Again, I am familiar with that page, and believe to be familiar with these statistics. Either I am blind or there isn’t that much detail in it as the two of you claim.

So, help a blind man? What is the 1% income threshold and where is it in these statistics?

If you don’t like the brackets in the statistics you see, look at others. I’ve been able to find the 99.7% percentile in @Guillaume_GVA’s link above within five minutes.

And then, the canton I live in groups people into 150-250, 250-500, 500-1mln and 1mln+ brackets. So if you don’t find it in the ESTV data, look at your local situation. It’s probably more relevant to you personally; filtering out the outliers in ZH/ZG/SZ/etc that do not affect your personal living situation. (If you do live there, those cantonal tax admins also have detailed statistics available.) etc etc.
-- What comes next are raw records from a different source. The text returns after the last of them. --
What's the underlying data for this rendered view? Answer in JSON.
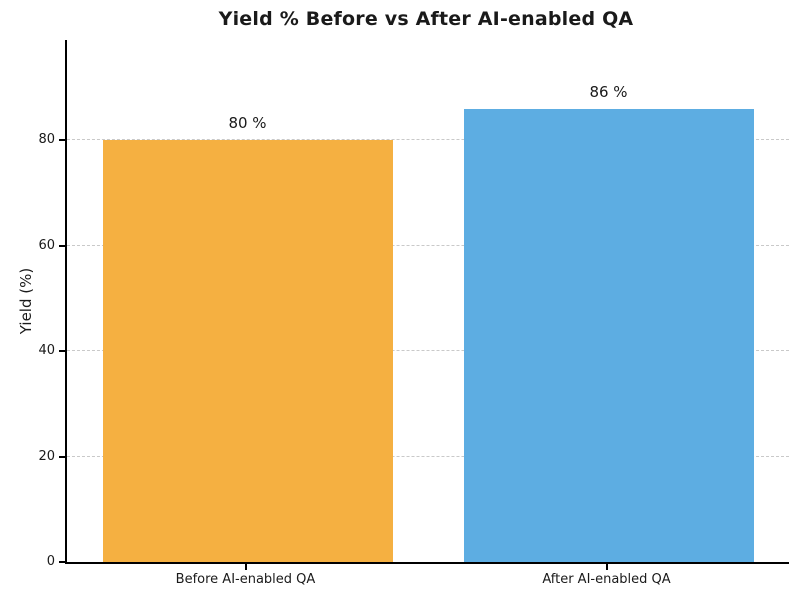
{
  "chart_data": {
    "type": "bar",
    "title": "Yield % Before vs After AI-enabled QA",
    "categories": [
      "Before AI-enabled QA",
      "After AI-enabled QA"
    ],
    "values": [
      80,
      86
    ],
    "value_labels": [
      "80 %",
      "86 %"
    ],
    "bar_colors": [
      "#f5b041",
      "#5dade2"
    ],
    "xlabel": "",
    "ylabel": "Yield (%)",
    "yticks": [
      0,
      20,
      40,
      60,
      80
    ],
    "ylim": [
      0,
      99
    ],
    "grid": "horizontal dashed gridlines at y ticks",
    "legend": "none",
    "background": "#ffffff"
  },
  "colors": {
    "title_text": "#1a1a1a",
    "axis_line": "#000000",
    "tick_text": "#1a1a1a",
    "gridline": "#c9c9c9",
    "bar_before": "#f5b041",
    "bar_after": "#5dade2"
  }
}
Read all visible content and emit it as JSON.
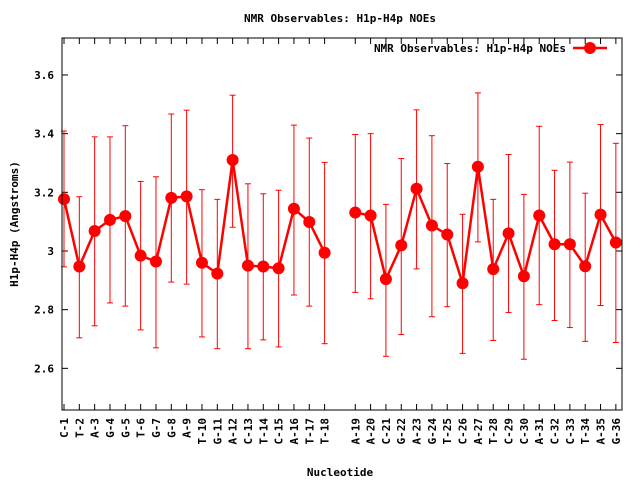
{
  "chart_data": {
    "type": "line",
    "title": "NMR Observables: H1p-H4p NOEs",
    "xlabel": "Nucleotide",
    "ylabel": "H1p-H4p (Angstroms)",
    "ylim": [
      2.458,
      3.726
    ],
    "xlim": [
      -0.13,
      36.4
    ],
    "yticks": [
      2.6,
      2.8,
      3.0,
      3.2,
      3.4,
      3.6
    ],
    "ytick_labels": [
      "2.6",
      "2.8",
      "3",
      "3.2",
      "3.4",
      "3.6"
    ],
    "legend": {
      "label": "NMR Observables: H1p-H4p NOEs",
      "position": "top-right"
    },
    "color": "#ff0000",
    "categories": [
      "C-1",
      "T-2",
      "A-3",
      "G-4",
      "G-5",
      "T-6",
      "G-7",
      "G-8",
      "A-9",
      "T-10",
      "G-11",
      "A-12",
      "C-13",
      "T-14",
      "C-15",
      "A-16",
      "T-17",
      "T-18",
      "A-19",
      "A-20",
      "C-21",
      "G-22",
      "A-23",
      "G-24",
      "T-25",
      "C-26",
      "A-27",
      "T-28",
      "C-29",
      "C-30",
      "A-31",
      "C-32",
      "C-33",
      "T-34",
      "A-35",
      "G-36"
    ],
    "x": [
      0,
      1,
      2,
      3,
      4,
      5,
      6,
      7,
      8,
      9,
      10,
      11,
      12,
      13,
      14,
      15,
      16,
      17,
      19,
      20,
      21,
      22,
      23,
      24,
      25,
      26,
      27,
      28,
      29,
      30,
      31,
      32,
      33,
      34,
      35,
      36
    ],
    "series": [
      {
        "name": "NMR Observables: H1p-H4p NOEs",
        "values": [
          3.177,
          2.947,
          3.068,
          3.106,
          3.119,
          2.984,
          2.964,
          3.181,
          3.186,
          2.96,
          2.923,
          3.31,
          2.95,
          2.947,
          2.941,
          3.144,
          3.099,
          2.994,
          3.131,
          3.121,
          2.904,
          3.019,
          3.212,
          3.087,
          3.056,
          2.89,
          3.287,
          2.938,
          3.06,
          2.914,
          3.121,
          3.023,
          3.023,
          2.948,
          3.124,
          3.029
        ],
        "err_high": [
          3.409,
          3.185,
          3.389,
          3.389,
          3.427,
          3.237,
          3.253,
          3.467,
          3.48,
          3.209,
          3.176,
          3.531,
          3.229,
          3.195,
          3.207,
          3.429,
          3.385,
          3.302,
          3.397,
          3.4,
          3.159,
          3.315,
          3.481,
          3.393,
          3.298,
          3.125,
          3.539,
          3.176,
          3.329,
          3.193,
          3.425,
          3.275,
          3.303,
          3.197,
          3.431,
          3.367
        ],
        "err_low": [
          2.946,
          2.704,
          2.745,
          2.823,
          2.812,
          2.731,
          2.67,
          2.894,
          2.887,
          2.707,
          2.667,
          3.081,
          2.667,
          2.697,
          2.673,
          2.85,
          2.812,
          2.684,
          2.859,
          2.837,
          2.641,
          2.715,
          2.939,
          2.776,
          2.81,
          2.651,
          3.031,
          2.695,
          2.79,
          2.631,
          2.817,
          2.763,
          2.739,
          2.692,
          2.814,
          2.688
        ]
      }
    ]
  }
}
AHV did an analysis on request of NZZ, so for the first time we have the actual percentile data (for 2021) based on all employees in Switzerland (analysis excludes self-employed people):

Income percentiles

99.99 is not precisely published, but there were exactly 535 people earning more than CHF 3 Million.

Income is the AHV income, which is basically the gross income including everything at the time of the payout.


Wow, didn’t expect the median salary to be so low. I guess this is also partly due to part-time jobs?

Yes! Good you ask, because this is important: This is the raw income data, so on the low end there are many part-time earners. All official statistics consider and correct this impact, which is why your initial post with BFS data shows a much higher median.